The UK RDA for adults is 700mg of calcium a day. Dairy products provide around 60-70% of the typical intake of calcium in the western diet. Other useful sources include calcium fortified soya milk, bone containing fish such as sardines and tinned salmon, tofu, green leafy vegetables (with the exception of spinach), fortified flour and bread, pulses and some nuts.
It is important to factor in levels of bioavailablity - the amount of the mineral your body is able to absorb for use. Vegetables have a much lower level of bioavailable calcium than dairy products and so would need to be consumed in far greater quantities. As with all other parts of your diet, the best solution is to ensure you select sources from all the major food groups.
Factors enhancing absorption
Vitamin D - the most important enhancing factor in calcium absorption. It causes the synthesis of calcium-binding protein in the intestinal cells that transport calcium into the plasma.
Lactose - keeps calcium in a soluble form.
The acidic environment in the upper digestive tract. (Therefore, taking large amounts of indigestion medication that lowers acidity may compromise calcium absorption.)
Inhibitory factors affecting absorption
Phytic-acid present in whole cereals forms insoluble calcium phytate. However, yeast fermentation likely breaks this down. It is also believed that people who regularly eat foods containing phytate develop a phytate-splitting enzyme allowing them to make a greater use of calcium.
Oxalates (found in spinach, rhubarb, beetroot, chocolate, tea, wheat bran and strawberries) include calcium oxalate salt which is insoluble.
Non-starch polysaccharides (fibre) may trap some calcium making in unabsorbable in the small intestine. However, fermentation of the soluble fibre on the large intestine may release the calcium for absorption.
Unabsorbed fats will combine with calcium to form soaps, removing it from the body.
Calcium metabolism may be altered if phosphorus intakes are very high, but there is limited evidence that this affects calcium absorption.

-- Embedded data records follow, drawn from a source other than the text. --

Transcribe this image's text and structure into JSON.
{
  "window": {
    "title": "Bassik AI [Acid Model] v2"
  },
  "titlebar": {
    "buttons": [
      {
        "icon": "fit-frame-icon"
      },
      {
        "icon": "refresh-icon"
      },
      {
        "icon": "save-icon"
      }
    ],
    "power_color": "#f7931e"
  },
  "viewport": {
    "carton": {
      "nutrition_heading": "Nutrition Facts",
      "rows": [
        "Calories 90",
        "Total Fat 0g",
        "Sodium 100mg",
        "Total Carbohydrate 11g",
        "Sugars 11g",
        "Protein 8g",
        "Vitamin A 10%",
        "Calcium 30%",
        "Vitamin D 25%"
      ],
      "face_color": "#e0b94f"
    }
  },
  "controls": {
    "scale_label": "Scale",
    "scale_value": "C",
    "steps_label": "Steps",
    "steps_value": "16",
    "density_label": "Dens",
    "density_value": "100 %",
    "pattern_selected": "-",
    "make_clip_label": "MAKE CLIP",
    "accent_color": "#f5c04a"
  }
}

So we've estabilished how vital calcium is in the key processes of human movement and function. It is important to maintain adequate levels. Hypocalcemia (low blood calcium level) can cause muscle irritability including muscle cramps in your back and legs. Hypercalcemia (abnormally high blood calcium level) causes muscle weakness and sluggishness. Blood calcium levels need to critically elevated for the symptoms of hypercalcemia to manifest themselves.